11 Temmuz 2024 günü Srebrenitsa soykırımının 29 yıldönümü münasebetiyle Büyük komutan ve devlet adamı Bilge Kral Aliya Izzetbegoviç’e ve Boşnak şehitlerimize Allah’tan rahmet diliyorum.
Srebrenitsa Katliamı ya da Srebrenitsa Soykırımı, 1991-1995 Yugoslavya İç Savaşında (Hırvatistan ve Bosna) Sırp kasabı General Ratko Mladiç komutasındaki Sırp askerlerinin “Krivaya ’95 Harekâtı” esnasında 11 Temmuz 1995’te Bosna-Hersek’in Srebrenitsa kentinde 8372 bebek, çocuk, kadın ve yaşlı Boşnak’ın topluca ve vahşice katledilmelere verilen addır.
Onun için bu vahşet II. Dünya Savaşı’ndan sonra Avrupa’nın gördüğü en vahşi katliam” olarak tarihe geçmiş ve 26 Şubat 2007’de Lahey Adalet Divanı tarafından da bir soykırım olarak tescillenmiştir. Srebrenitsa soykırımı üzerinden 29 yıl geçmesine rağmen acı ve ıstırapların gönüllerde bıraktığı iz hala tazeliğini korumuştur.
Bilindiği üzere 6 federe Cumhuriyetten oluşan Yugoslavya’nın 1(991-1995) dağılmasından sonra askeri imkanlardan yoksun ve Yugoslavya’yı cumhuriyetlerden biri olan Bosna Hersek 1992 yılı şubat ayında yapılan bir referandum sonrası bağımsızlığını ilan edince Eski Yugoslavya’nın askeri gücünü elinde tutan Sırplar bu kararı tanımamış, 6 Nisan 1992’de Başkent Saray Bosna, Sırp askerleri tarafından kuşatılarak, 3 buçuk yıl süren büyük soykırımların yaşandığı tarihin en kanlı ve en vahşi savaşı başlatılmıştır.

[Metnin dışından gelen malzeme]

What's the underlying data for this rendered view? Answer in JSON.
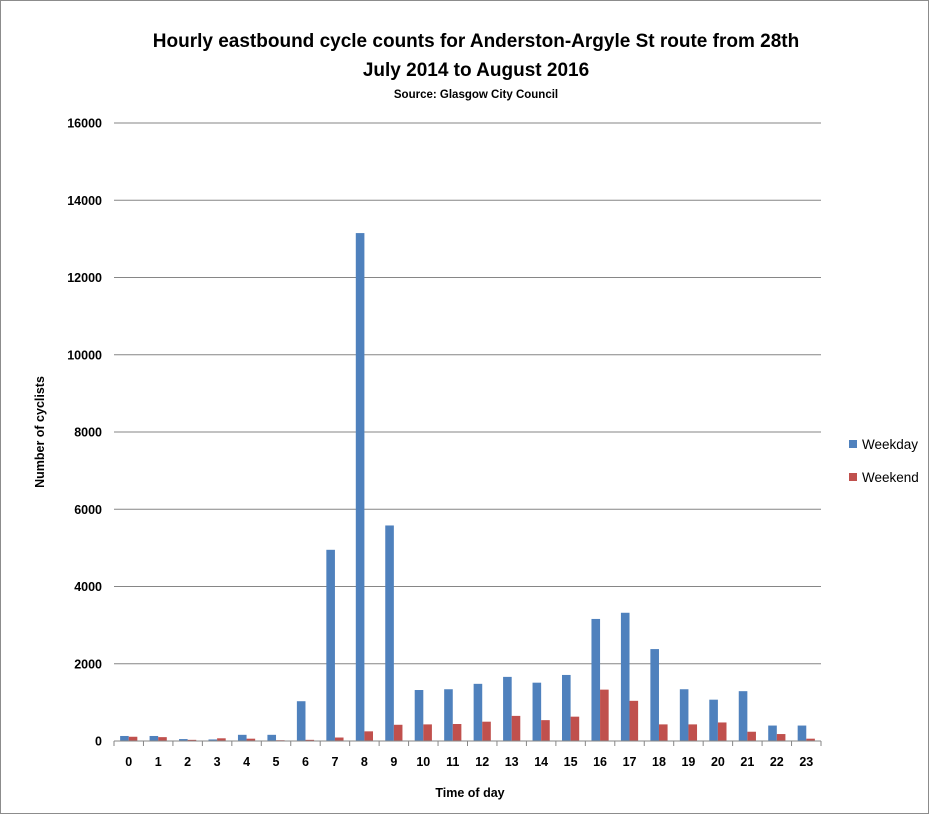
{
  "chart_data": {
    "type": "bar",
    "title_line1": "Hourly eastbound cycle counts for Anderston-Argyle St route from 28th",
    "title_line2": "July 2014 to August 2016",
    "subtitle": "Source: Glasgow City Council",
    "xlabel": "Time of day",
    "ylabel": "Number of cyclists",
    "ylim": [
      0,
      16000
    ],
    "yticks": [
      0,
      2000,
      4000,
      6000,
      8000,
      10000,
      12000,
      14000,
      16000
    ],
    "ytick_labels": [
      "0",
      "2000",
      "4000",
      "6000",
      "8000",
      "10000",
      "12000",
      "14000",
      "16000"
    ],
    "categories": [
      "0",
      "1",
      "2",
      "3",
      "4",
      "5",
      "6",
      "7",
      "8",
      "9",
      "10",
      "11",
      "12",
      "13",
      "14",
      "15",
      "16",
      "17",
      "18",
      "19",
      "20",
      "21",
      "22",
      "23"
    ],
    "grid": "horizontal",
    "legend_position": "right",
    "series": [
      {
        "name": "Weekday",
        "color": "#4f81bd",
        "values": [
          130,
          130,
          50,
          40,
          160,
          160,
          1030,
          4950,
          13150,
          5580,
          1320,
          1340,
          1480,
          1660,
          1510,
          1710,
          3160,
          3320,
          2380,
          1340,
          1070,
          1290,
          400,
          400
        ]
      },
      {
        "name": "Weekend",
        "color": "#c0504d",
        "values": [
          110,
          100,
          30,
          70,
          60,
          20,
          30,
          90,
          250,
          420,
          430,
          440,
          500,
          650,
          540,
          630,
          1330,
          1040,
          430,
          430,
          480,
          240,
          180,
          60
        ]
      }
    ]
  }
}
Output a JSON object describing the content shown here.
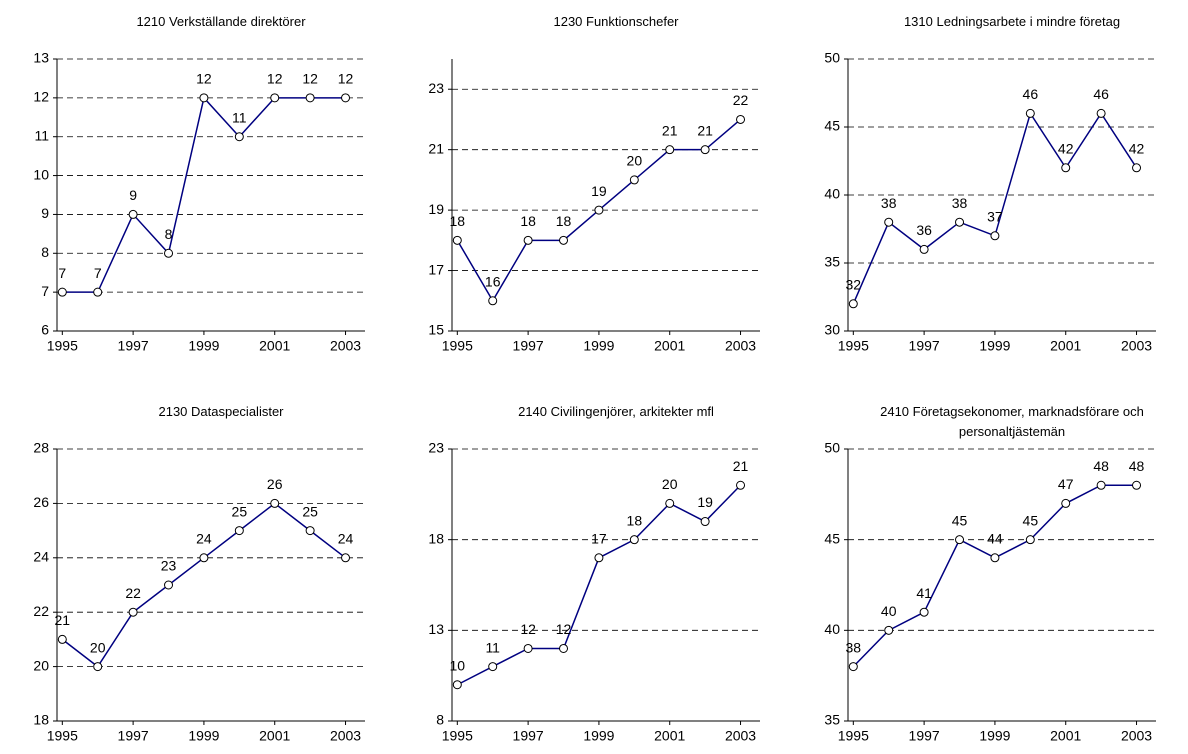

Hırvatistan ve Slovenya’nın bağımsızlık mücadelesine destek veren AB ve ABD Bosna Hersek’in bağımsızlık mücadelesi karşısında kör ve sağır kesilmiş, Sırp saldırıları karşısında Bosna Hersek’i yalnız bırakmıştır. ABD ve Batı’nın dün Sırp katillerinin Boşnaklara uyguladığı soykırım karşısında takındığı tavır ne ise, bugün de Siyonist İsrail’in Filistin halkına uyguladığı soykırım karşısında takındığı tavır da aynı olmuştur.
Sırplar tarafından özellikle Sırp olmayanlara karşı başlatılan etnik temizlik ve soykırım sebebiyle bölgeye zorunlu olarak müdahale etmiş gibi görünen Birleşmiş Milletler Bosna Hersek’in doğusunda yer alan Srebrenitsa’yı güvenli bölge ilan etmiş, Srebrenitsa’nın güvenliğini de Hollandalı komutan Thom Karremans’ın emrindeki BM Barış Gücü askerlerine bırakmıştır. Durum böyle olunca Sırp saldırılarından kaçan binlerce Boşnak, güvenli bölge ilan edilen Srebrenitsa ‘ya sığınmak zorunda kalmıştır.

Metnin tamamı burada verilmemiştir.